When asked by petitions committee convener Jackson Carlaw what went wrong, he said: “The first thing is, I didn’t set a date and then ask officials to give me a programme to meet that date.
“I asked them for the date. I asked them: they had to be absolutely sure that physically all the work could be done as they recommended by 2025 and the money would be there under the finance department under John Swinney at the time.

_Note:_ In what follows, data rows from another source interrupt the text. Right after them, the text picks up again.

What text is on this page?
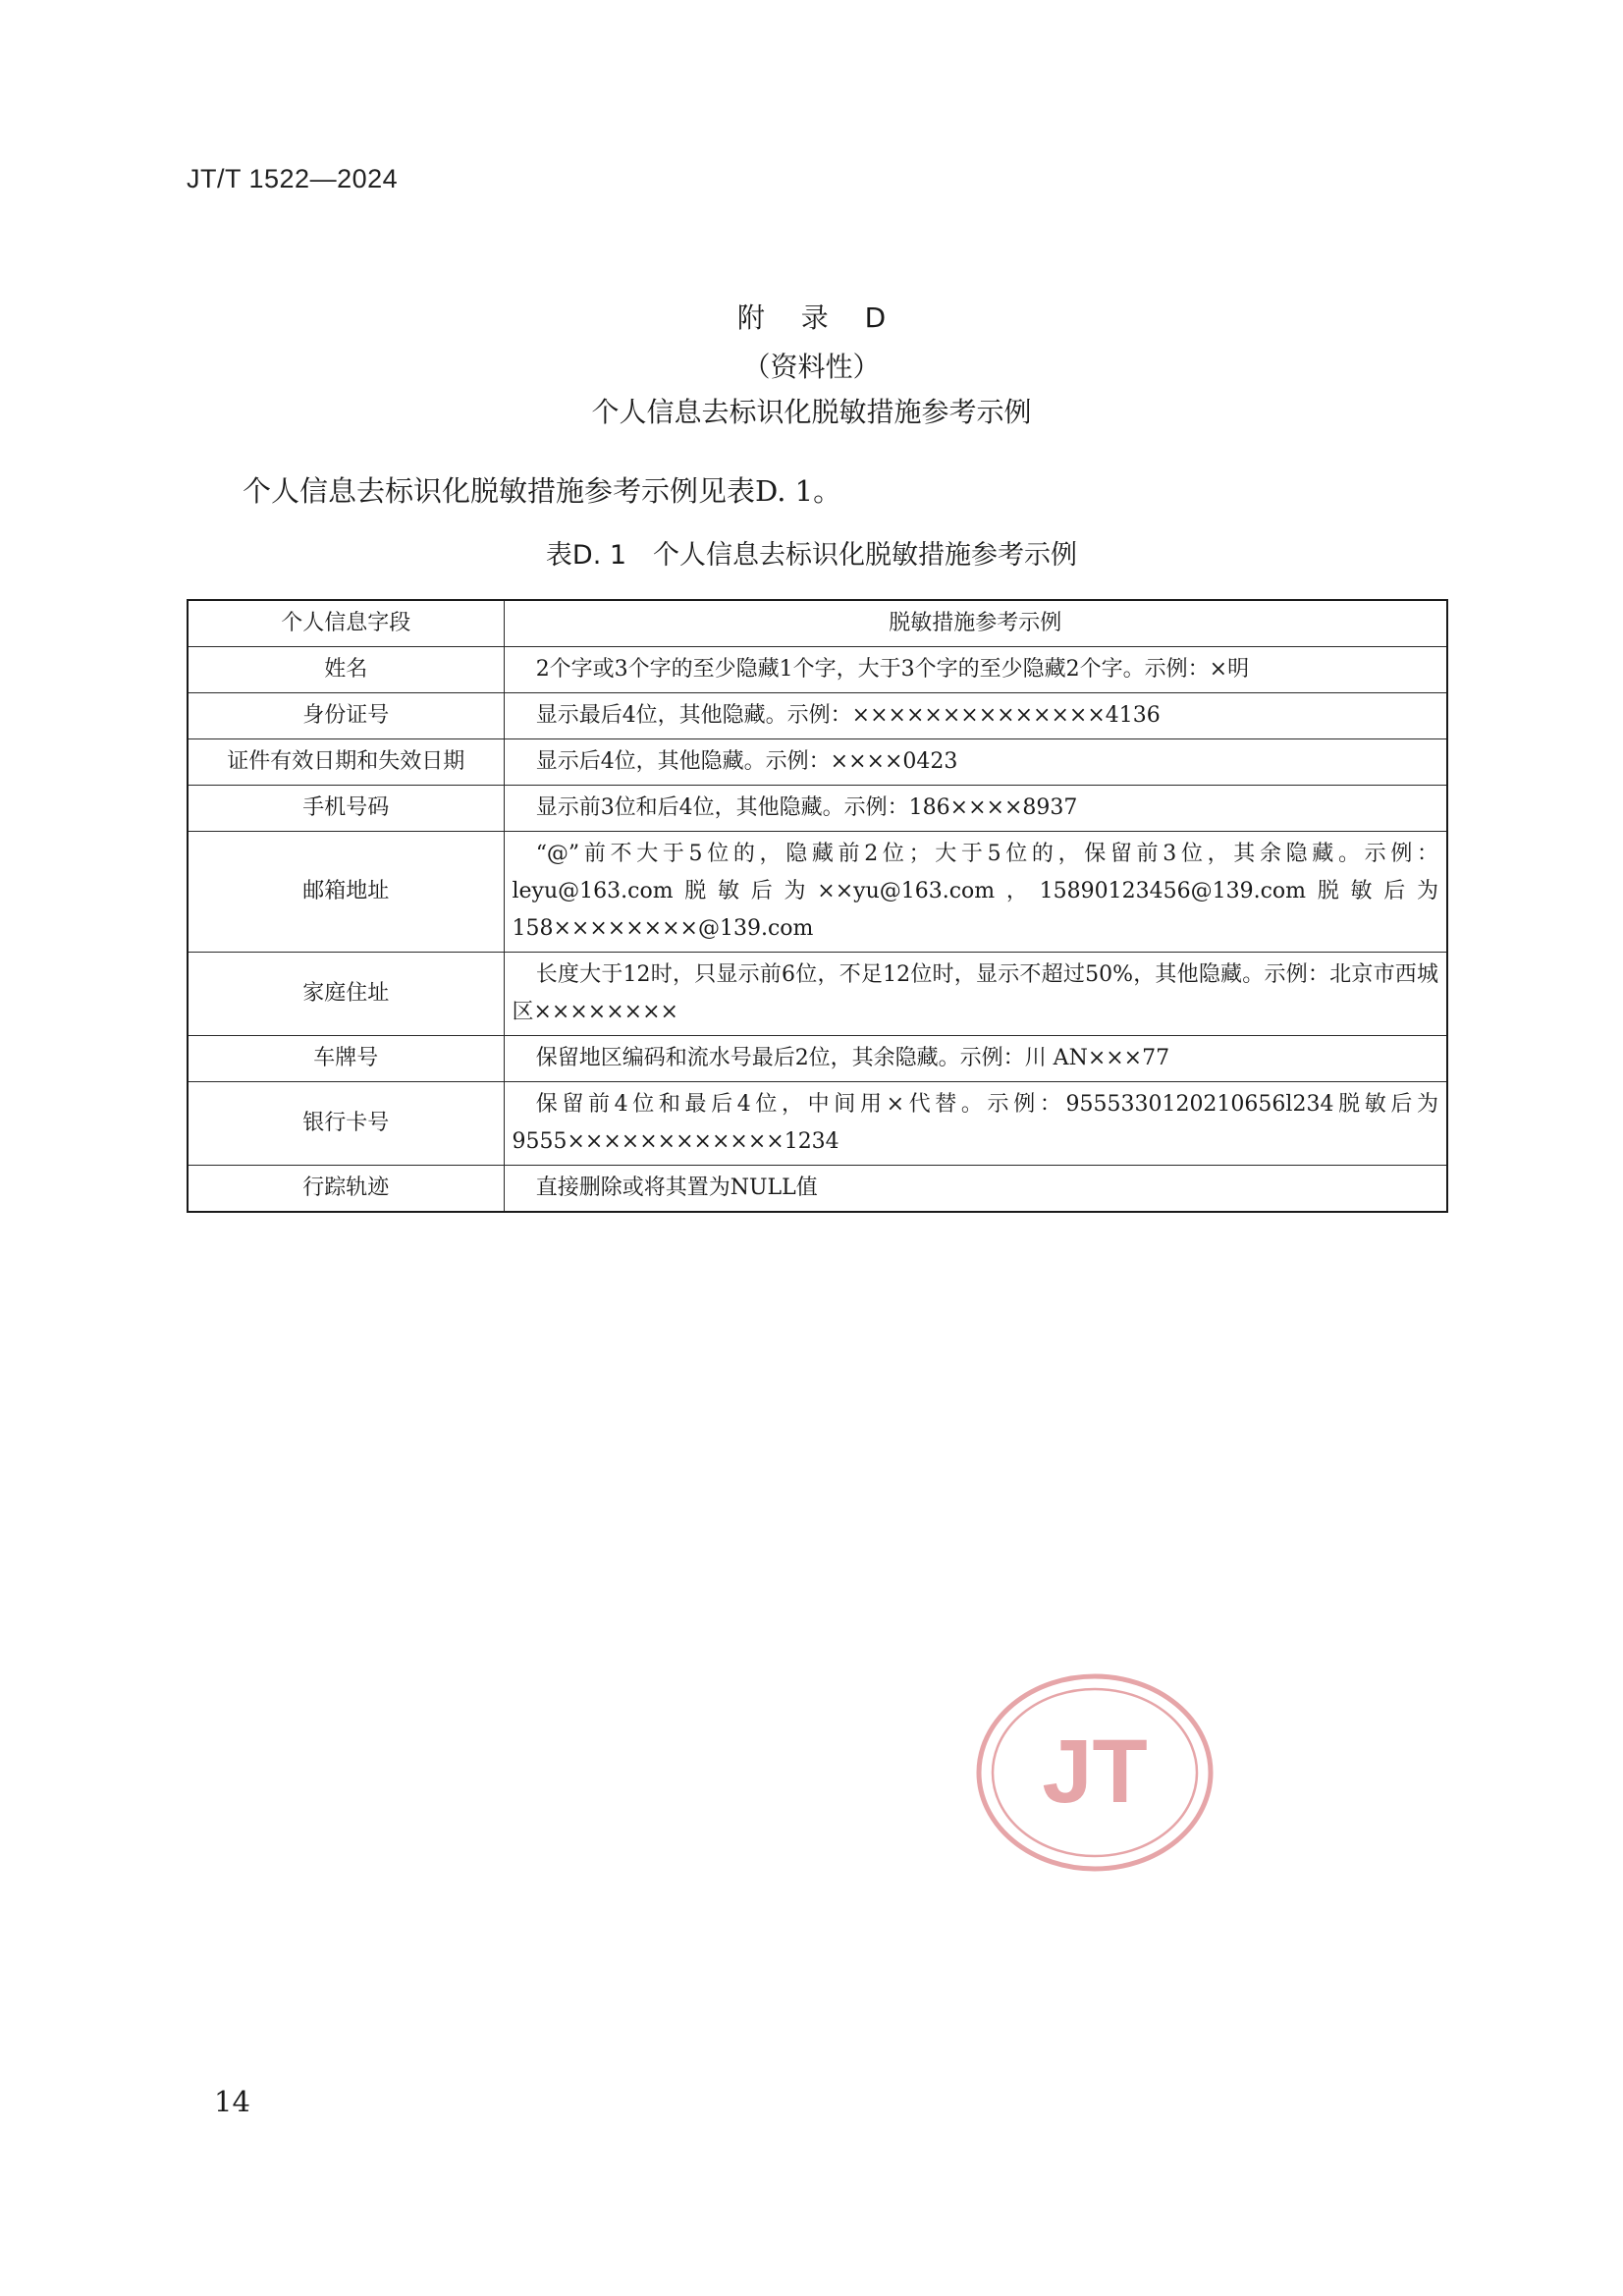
JT/T 1522—2024
附 录 D
（资料性）
个人信息去标识化脱敏措施参考示例
个人信息去标识化脱敏措施参考示例见表D. 1。
表D. 1　个人信息去标识化脱敏措施参考示例
个人信息字段	脱敏措施参考示例
姓名	2个字或3个字的至少隐藏1个字，大于3个字的至少隐藏2个字。示例：×明
身份证号	显示最后4位，其他隐藏。示例：××××××××××××××4136
证件有效日期和失效日期	显示后4位，其他隐藏。示例：××××0423
手机号码	显示前3位和后4位，其他隐藏。示例：186××××8937
邮箱地址	“@”前不大于5位的，隐藏前2位；大于5位的，保留前3位，其余隐藏。示例：leyu@163.com脱敏后为××yu@163.com，15890123456@139.com脱敏后为158××××××××@139.com
家庭住址	长度大于12时，只显示前6位，不足12位时，显示不超过50%，其他隐藏。示例：北京市西城区××××××××
车牌号	保留地区编码和流水号最后2位，其余隐藏。示例：川 AN×××77
银行卡号	保留前4位和最后4位，中间用×代替。示例：9555330120210656l234脱敏后为9555××××××××××××1234
行踪轨迹	直接删除或将其置为NULL值
JT
14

“When it came to the pandemic it would be maybe fair to accept a delay of a year or maybe 18 months but until the pandemic came in 2020 there was in my view no excuse to miss these deadlines. That is the first point.”
He continued: “The second point is that I was reshuffled from the position in September 2012 so I became the cabinet secretary for health and wellbeing and Nicola Sturgeon took over my job for infrastructure and capital investment,
“One of the reasons I asked for a specific programme for how each section would be completed is that I know how bureaucracy works, I know what it is like – you have to nail down your advisors to make sure there is no wriggle room for excuses and delay.”